La prova della pressione è il passo successivo e probabilmente il più affidabile, a patto di eseguirla con la dovuta delicatezza. Per capire se l'avocado è maturo, bisogna prenderlo nel palmo della mano e applicare una pressione leggera e uniforme con i polpastrelli, evitando assolutamente di affondare le dita o le unghie; gesto che finirebbe per ammaccare la polpa interna creando macchie scure e accelerando il deterioramento.

Se il frutto è duro e non cede minimamente, è decisamente acerbo e richiederà diversi giorni a temperatura ambiente prima di poter essere tagliato. Se invece la buccia cede leggermente sotto la pressione, offrendo una morbida resistenza ma mantenendo la sua forma, l'avocado è perfetto, cremoso al punto giusto e pronto per diventare un ottimo guacamole o per essere affettato su un toast. Al contrario, se la pressione lascia un solco profondo e la consistenza appare decisamente cedevole o "mola", il frutto è andato oltre, la polpa sarà probabilmente fibrosa, annerita e dal sapore alterato.

Il trucco del picciolo: scoprire il colore spiando all’interno

Esiste poi un trucco infallibile, una sorta di codice segreto custodito nella parte superiore del frutto: il picciolo. Questo piccolo stelo funziona come una vera e propria finestra sull'interno dell'avocado. Rimuovendolo delicatamente con la punta delle dita, si può osservare il colore della cavità sottostante. Se lo spazio rivelato è di un verde chiaro e brillante, significa che l'avocado è nel pieno della sua maturazione e la polpa interna sarà impeccabile. Se il picciolo oppone resistenza e non si stacca, il frutto ha ancora bisogno di tempo. Se invece, una volta rimosso il picciolo, la cavità appare di colore marrone scuro o nero, l'ossidazione ha già fatto il suo corso e l'avocado è ormai troppo maturo.

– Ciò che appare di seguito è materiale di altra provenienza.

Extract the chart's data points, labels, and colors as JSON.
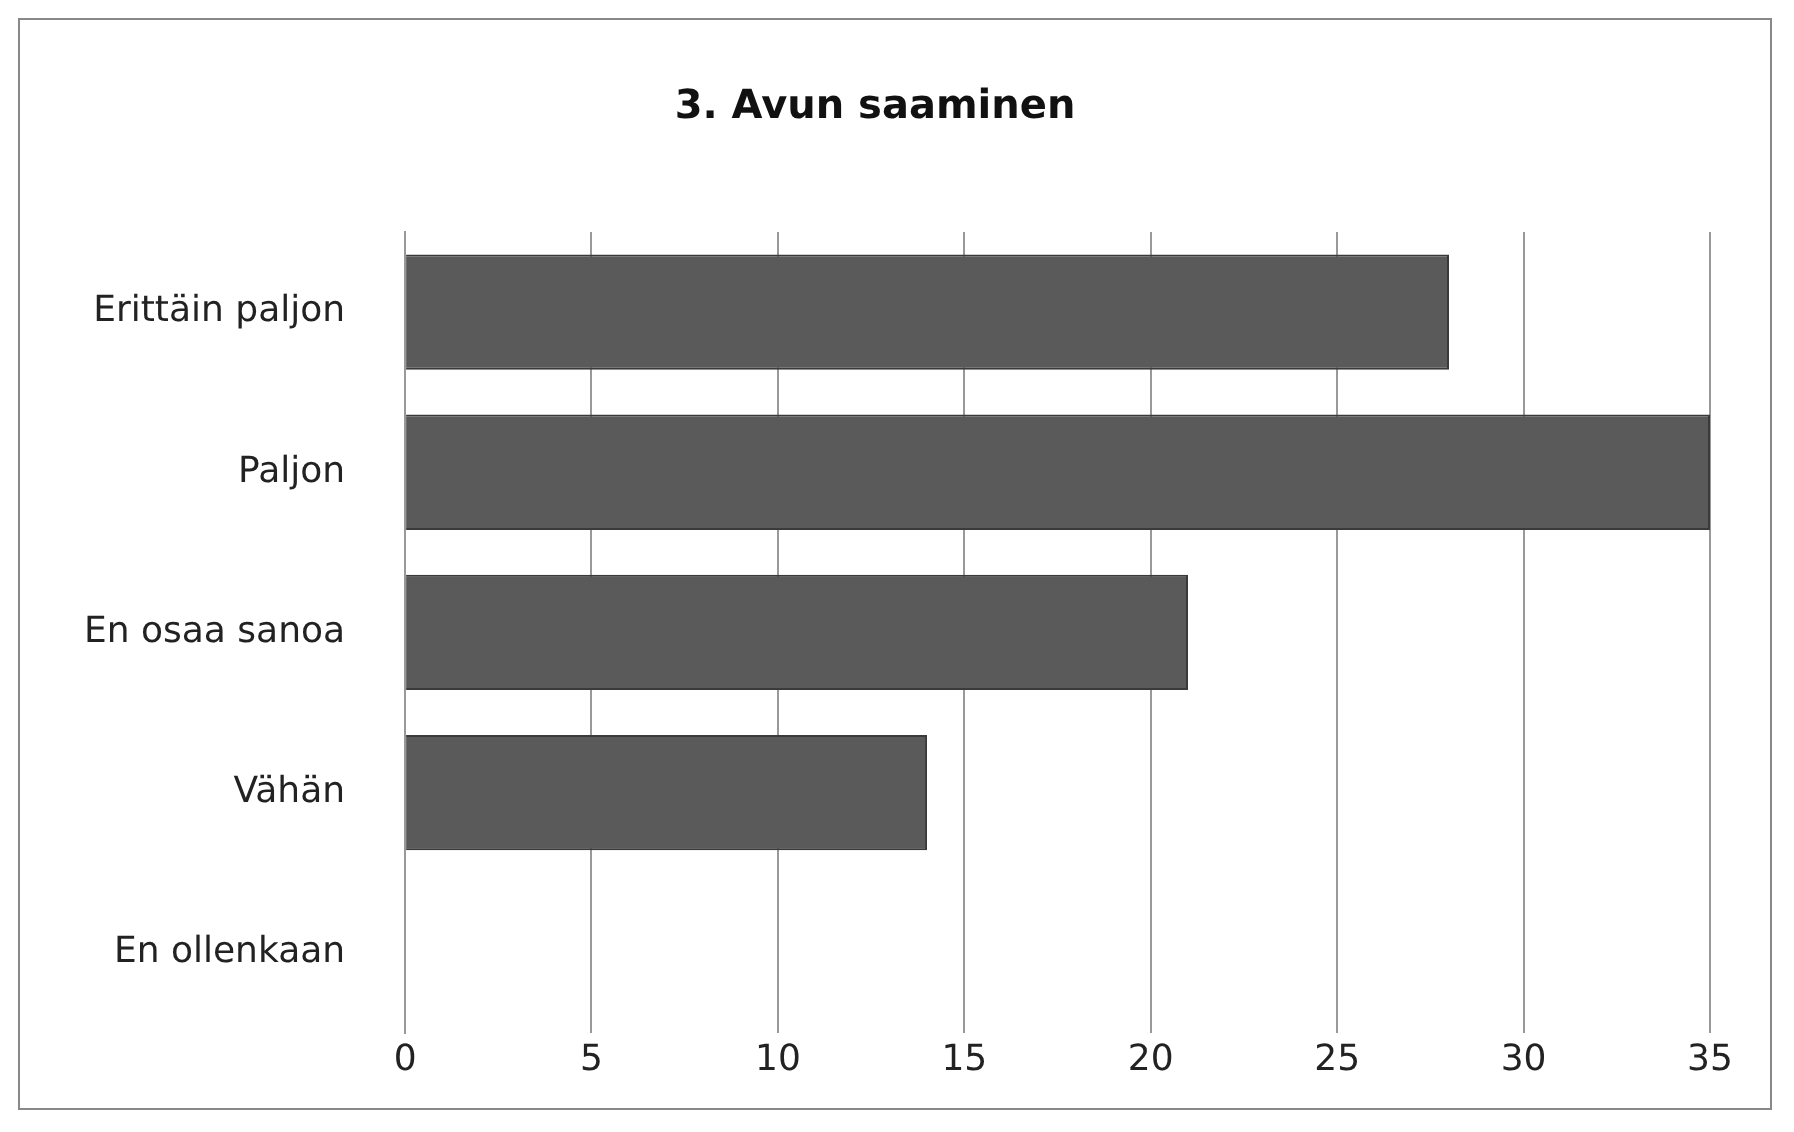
{
  "chart_data": {
    "type": "bar",
    "orientation": "horizontal",
    "title": "3. Avun saaminen",
    "categories": [
      "Erittäin paljon",
      "Paljon",
      "En osaa sanoa",
      "Vähän",
      "En ollenkaan"
    ],
    "values": [
      28,
      35,
      21,
      14,
      0
    ],
    "color": "#5a5a5a",
    "xlim": [
      0,
      35
    ],
    "xticks": [
      0,
      5,
      10,
      15,
      20,
      25,
      30,
      35
    ],
    "grid": "x",
    "legend": false
  }
}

Nel caso in cui vi troviate tra le mani un avocado ancora acerbo, non tutto è perduto, poiché il processo può essere facilmente gestito a casa: lasciato semplicemente nel cesto della frutta a temperatura ambiente, impiegherà dai tre ai cinque giorni per maturare. Se si ha la necessità di accelerare i tempi, basta chiudere l'avocado in un sacchetto di carta insieme a una mela o a una banana matura. Questi frutti rilasciano naturalmente etilene, un gas vegetale che funge da ormone della maturazione e che, intrappolato nel sacchetto, spingerà l'avocado a raggiungere la consistenza ideale in circa ventiquattro o quarantotto ore. Al contrario, se avete acquistato un avocado perfettamente maturo ma non intendete consumarlo subito, potete bloccarne la maturazione riponendolo in frigorifero, dove si conserverà intatto per altri due o tre giorni.